“Servants! what do you mean?”
“I mean the Hottentots, of whom I see so many on your farm.”
“Hottentots!” roared the man, “are you come to preach to Hottentots? Go to the mountains and preach to the baboons; or, if you like, I’ll fetch my dogs, and you may preach to them.”
The missionary said no more but commenced the service. He had intended to challenge the “neglect of so great salvation,” but with ready wit seizing upon the theme suggested by his rough entertainer, he read the story of the Syrophenician woman, and took for his text the words, “Truth, Lord, yet the dogs eat of the crumbs which fall from their masters’ table.” He had not proceeded far in his discourse when the farmer stopped him, saying, “Will Mynherr sit down and wait a little, he shall have the Hottentots.”
He was as good as his word, the barn was crowded, the sermon was preached, and the astonished Hottentots dispersed. “Who,” said the farmer, “hardened your hammer to deal my head such a blow?
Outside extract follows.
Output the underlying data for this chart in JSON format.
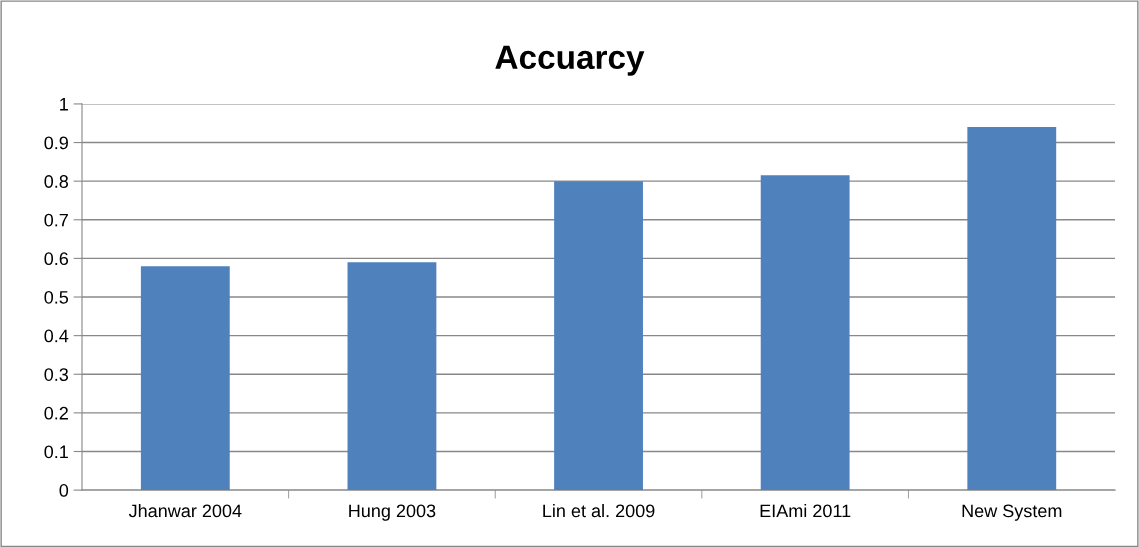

I’ll never object to the preaching of the Gospel to Hottentots again.”
After a toilsome march, during which Mr. Kitchingman and Moffat took it in turn to drive the cattle, losing some through the hyenas by the way, they reached Bysondermeid, to which station Mr. and Mrs. Kitchingman had been appointed. There Robert stayed one month, receiving much useful information from Mr. Schmelen, the missionary whom Mr. Kitchingman had come to replace, he having been ordered to Great Namaqualand, where he had laboured before.
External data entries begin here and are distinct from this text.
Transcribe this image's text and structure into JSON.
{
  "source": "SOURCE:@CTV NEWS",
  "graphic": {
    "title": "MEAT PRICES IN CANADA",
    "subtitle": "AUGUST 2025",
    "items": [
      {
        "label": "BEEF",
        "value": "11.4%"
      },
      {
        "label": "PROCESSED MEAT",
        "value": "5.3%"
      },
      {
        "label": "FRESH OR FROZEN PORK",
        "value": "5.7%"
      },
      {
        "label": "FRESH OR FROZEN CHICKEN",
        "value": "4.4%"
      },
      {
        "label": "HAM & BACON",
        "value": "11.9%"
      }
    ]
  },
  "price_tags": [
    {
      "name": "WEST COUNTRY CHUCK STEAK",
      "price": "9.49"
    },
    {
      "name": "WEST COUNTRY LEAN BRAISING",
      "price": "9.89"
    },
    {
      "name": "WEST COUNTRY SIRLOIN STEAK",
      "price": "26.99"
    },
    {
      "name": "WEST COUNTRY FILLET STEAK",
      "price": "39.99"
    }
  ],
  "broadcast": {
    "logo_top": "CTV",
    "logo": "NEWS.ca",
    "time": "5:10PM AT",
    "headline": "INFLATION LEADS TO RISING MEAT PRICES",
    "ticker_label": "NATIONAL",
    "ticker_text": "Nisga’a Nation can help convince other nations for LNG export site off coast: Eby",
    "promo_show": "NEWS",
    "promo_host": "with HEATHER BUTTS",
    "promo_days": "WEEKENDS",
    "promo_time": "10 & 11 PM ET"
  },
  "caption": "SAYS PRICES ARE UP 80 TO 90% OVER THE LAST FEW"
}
At length, his oxen being rested, Robert Moffat bade adieu to Mr. and Mrs. Kitchingman, whose friendship he much valued, and with a guide and drivers for the oxen started onward. Their way led through a comparatively trackless desert, and they travelled nearly the whole night through deep sand. Those were not the days of railway trains, and travelling had to be undertaken in cumbrous, springless bullock-waggons, several spare oxen being taken to provide for losses and casualties. Towards morning the oxen were so exhausted that they began to lie down in the yoke from fatigue, compelling a halt before water had been reached. The journey was resumed the next day, but still no water could be found.
As it appeared probable that if they continued in the same direction, they would perish through thirst, they altered their course to the northward, but the experiences were as bad as before. At night they lay down exhausted and suffering extremely from thirst, and the next morning rose at an early hour to find the oxen incapable of moving the waggon a step farther. Taking them and a spade to a neighbouring mountain, a large hole was dug in the sand, and at last a scanty supply of water was obtained. This resembled the old bilge-water of a ship for foulness, but both men and oxen drank of it with avidity.